'Einheitpreis' was a German unrealised bombing raid on the British industrial city of Wolverhampton (7/8 November 1940).
By the autumn of 1940 the Luftwaffe was making use of the 'Knickebein' system of radio beams to direct bombers for accurate night attacks. The system was based on the transmission of two radio beams: the bombers acquired the first and flew along it in the direction of the target, over which they acquired the intersecting second beam and dropped their bombs.
Early in November 1940, a decoded German message revealed that the Germans had ordered the beam stations to prepare intersections of beams from Kleve in north-western German and Stollberg in northern Schleswig-Holstein over the Midlands cities of Birmingham, Coventry and Wolverhampton.
After raids on Birmingham and Coventry ('Mondscheinsonate'), additional anti-aircraft guns were sent to the Wolverhampton area, but no raid materialised, and it seems that this may have resulted from the German realisation, based on aerial reconnaissance, that the anti-aircraft defences of the area had been significantly strengthened.

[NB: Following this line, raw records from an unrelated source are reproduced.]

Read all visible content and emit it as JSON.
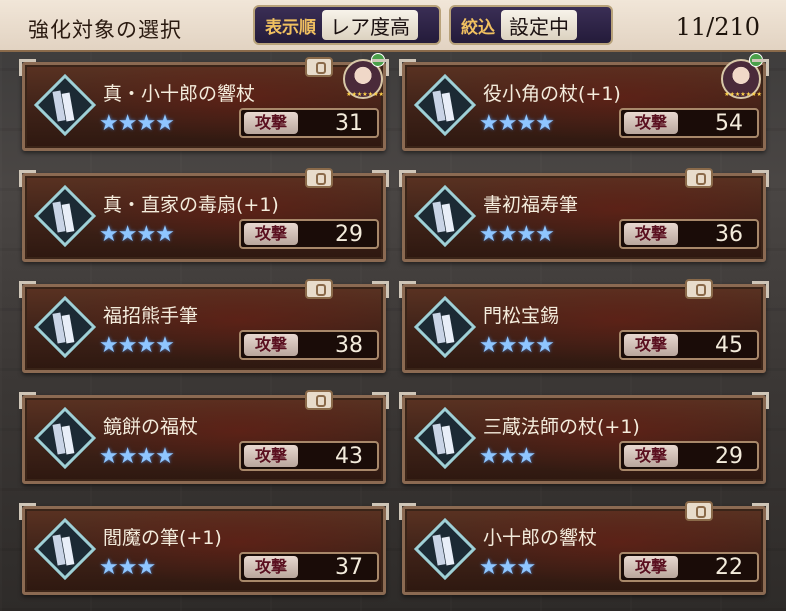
{
  "header": {
    "title": "強化対象の選択",
    "sort_label": "表示順",
    "sort_value": "レア度高",
    "filter_label": "絞込",
    "filter_value": "設定中",
    "count": "11/210"
  },
  "items": [
    {
      "name": "真・小十郎の響杖",
      "stars": "★★★★",
      "stat_label": "攻撃",
      "stat_value": "31",
      "has_avatar": true
    },
    {
      "name": "役小角の杖(+1)",
      "stars": "★★★★",
      "stat_label": "攻撃",
      "stat_value": "54",
      "has_avatar": true
    },
    {
      "name": "真・直家の毒扇(+1)",
      "stars": "★★★★",
      "stat_label": "攻撃",
      "stat_value": "29",
      "has_avatar": false
    },
    {
      "name": "書初福寿筆",
      "stars": "★★★★",
      "stat_label": "攻撃",
      "stat_value": "36",
      "has_avatar": false
    },
    {
      "name": "福招熊手筆",
      "stars": "★★★★",
      "stat_label": "攻撃",
      "stat_value": "38",
      "has_avatar": false
    },
    {
      "name": "門松宝錫",
      "stars": "★★★★",
      "stat_label": "攻撃",
      "stat_value": "45",
      "has_avatar": false
    },
    {
      "name": "鏡餅の福杖",
      "stars": "★★★★",
      "stat_label": "攻撃",
      "stat_value": "43",
      "has_avatar": false
    },
    {
      "name": "三蔵法師の杖(+1)",
      "stars": "★★★",
      "stat_label": "攻撃",
      "stat_value": "29",
      "has_avatar": false
    },
    {
      "name": "閻魔の筆(+1)",
      "stars": "★★★",
      "stat_label": "攻撃",
      "stat_value": "37",
      "has_avatar": false
    },
    {
      "name": "小十郎の響杖",
      "stars": "★★★",
      "stat_label": "攻撃",
      "stat_value": "22",
      "has_avatar": false
    }
  ],
  "colors": {
    "star": "#8fc6ff",
    "card_border": "#8b6a52",
    "header_bg": "#e2d3c2"
  }
}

Had Wolverhampton area been targeted, the primary industrial targets would have been the facilities of Guy Motors Ltd, Ever Ready Ltd, the gas works, the railway workshops, the Electric Construction Co., and the Boulton Paul aircraft factory at Pendeford to the north-west of Wolverhampton. In order to protect this last, a dummy factory was built at Coven, some 2 miles (3.2 km) farther to the north, and this was in fact bombed three times later in the war.